2,"gosh, if only we could find kat a boyfriend...",let me see what i can do.


In [4]:
for input_text, target_text in zip(df.statement, df.reply):
    target_text = start_token + target_text + stop_token
    input_texts.append(input_text)
    target_texts.append(target_text)
    for char in input_text:
        if char not in input_vocabulary:
            input_vocabulary.add(char)
    for char in target_text:
        if char not in output_vocabulary: 
            output_vocabulary.add(char)

##  Character Model Parameters

In [5]:
input_vocabulary = sorted(input_vocabulary)
output_vocabulary = sorted(output_vocabulary)

input_vocab_size = len(input_vocabulary)
output_vocab_size = len(output_vocabulary)

max_encoder_seq_length = max([len(txt) for txt in input_texts])
max_decoder_seq_length = max([len(txt) for txt in target_texts])

input_token_index = dict([(char, i) for i, char in enumerate(input_vocabulary)])
target_token_index = dict([(char, i) for i, char in enumerate(output_vocabulary)])

reverse_input_char_index = dict((i, char) for char, i in input_token_index.items())
reverse_target_char_index = dict((i, char) for char, i in target_token_index.items())

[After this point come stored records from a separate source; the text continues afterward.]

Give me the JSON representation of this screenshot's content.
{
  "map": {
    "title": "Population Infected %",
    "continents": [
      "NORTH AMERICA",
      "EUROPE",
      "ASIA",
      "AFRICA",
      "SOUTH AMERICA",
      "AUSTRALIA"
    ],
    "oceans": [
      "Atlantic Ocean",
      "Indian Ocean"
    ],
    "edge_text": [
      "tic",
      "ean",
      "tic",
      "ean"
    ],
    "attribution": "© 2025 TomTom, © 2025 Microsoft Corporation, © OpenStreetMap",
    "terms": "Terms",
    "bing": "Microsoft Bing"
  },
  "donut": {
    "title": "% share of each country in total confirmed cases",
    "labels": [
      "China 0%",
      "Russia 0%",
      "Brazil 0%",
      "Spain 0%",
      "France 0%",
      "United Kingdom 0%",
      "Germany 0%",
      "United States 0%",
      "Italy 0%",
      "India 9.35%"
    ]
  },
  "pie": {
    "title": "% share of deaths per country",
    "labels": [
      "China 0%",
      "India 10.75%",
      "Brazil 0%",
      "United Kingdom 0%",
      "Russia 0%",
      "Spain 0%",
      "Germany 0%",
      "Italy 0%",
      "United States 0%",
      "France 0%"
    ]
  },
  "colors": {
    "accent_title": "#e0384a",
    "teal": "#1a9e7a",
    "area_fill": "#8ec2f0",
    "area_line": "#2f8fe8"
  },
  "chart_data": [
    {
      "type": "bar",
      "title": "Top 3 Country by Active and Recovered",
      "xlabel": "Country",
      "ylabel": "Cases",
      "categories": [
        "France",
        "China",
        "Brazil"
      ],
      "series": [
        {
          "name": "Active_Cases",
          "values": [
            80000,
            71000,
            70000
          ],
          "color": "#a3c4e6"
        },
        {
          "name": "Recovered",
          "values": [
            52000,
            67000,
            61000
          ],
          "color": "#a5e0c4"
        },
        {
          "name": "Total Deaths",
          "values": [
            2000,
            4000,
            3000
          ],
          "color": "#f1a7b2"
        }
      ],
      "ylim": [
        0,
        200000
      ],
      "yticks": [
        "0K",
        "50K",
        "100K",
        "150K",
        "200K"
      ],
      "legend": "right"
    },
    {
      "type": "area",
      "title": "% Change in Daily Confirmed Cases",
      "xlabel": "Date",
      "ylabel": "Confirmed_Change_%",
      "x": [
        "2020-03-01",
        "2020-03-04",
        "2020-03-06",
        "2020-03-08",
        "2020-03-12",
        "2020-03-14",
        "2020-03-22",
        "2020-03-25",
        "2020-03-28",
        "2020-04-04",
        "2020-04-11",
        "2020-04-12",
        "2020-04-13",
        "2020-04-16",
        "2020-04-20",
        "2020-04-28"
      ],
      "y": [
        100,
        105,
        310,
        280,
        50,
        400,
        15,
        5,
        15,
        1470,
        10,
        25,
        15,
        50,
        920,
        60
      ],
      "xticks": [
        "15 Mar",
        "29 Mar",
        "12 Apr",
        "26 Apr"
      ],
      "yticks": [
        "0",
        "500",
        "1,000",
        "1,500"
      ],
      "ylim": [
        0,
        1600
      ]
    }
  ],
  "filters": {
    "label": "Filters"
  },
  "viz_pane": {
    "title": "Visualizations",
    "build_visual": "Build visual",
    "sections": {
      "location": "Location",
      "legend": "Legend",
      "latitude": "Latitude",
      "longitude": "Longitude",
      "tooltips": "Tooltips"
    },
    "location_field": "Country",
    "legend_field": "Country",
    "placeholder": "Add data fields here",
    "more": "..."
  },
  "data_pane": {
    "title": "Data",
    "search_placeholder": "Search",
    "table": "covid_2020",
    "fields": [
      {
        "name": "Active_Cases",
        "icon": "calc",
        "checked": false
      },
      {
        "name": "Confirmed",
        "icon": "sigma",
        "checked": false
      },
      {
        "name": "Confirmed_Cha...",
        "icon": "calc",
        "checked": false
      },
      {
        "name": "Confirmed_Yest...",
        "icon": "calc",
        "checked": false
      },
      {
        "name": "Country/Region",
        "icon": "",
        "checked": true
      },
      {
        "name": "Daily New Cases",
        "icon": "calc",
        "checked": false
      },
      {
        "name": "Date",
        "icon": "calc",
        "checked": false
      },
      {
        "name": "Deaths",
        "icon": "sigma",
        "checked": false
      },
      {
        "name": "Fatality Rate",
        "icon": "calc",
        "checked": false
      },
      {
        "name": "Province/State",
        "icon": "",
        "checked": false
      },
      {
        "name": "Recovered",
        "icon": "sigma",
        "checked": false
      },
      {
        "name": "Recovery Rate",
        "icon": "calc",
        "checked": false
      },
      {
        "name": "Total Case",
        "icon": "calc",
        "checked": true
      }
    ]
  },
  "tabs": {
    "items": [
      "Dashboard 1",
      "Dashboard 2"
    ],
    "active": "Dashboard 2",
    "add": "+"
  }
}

## Construct Character Encoder-Decoder Training Set

In [6]:
import numpy as np

#shape: num_samples, max_len_sequence, num_unique_tokens_in_vocab
encoder_input_data = np.zeros((len(input_texts), max_encoder_seq_length, input_vocab_size), dtype='float32')
decoder_input_data = np.zeros((len(input_texts), max_decoder_seq_length, output_vocab_size), dtype='float32')
decoder_target_data = np.zeros((len(input_texts), max_decoder_seq_length, output_vocab_size), dtype='float32')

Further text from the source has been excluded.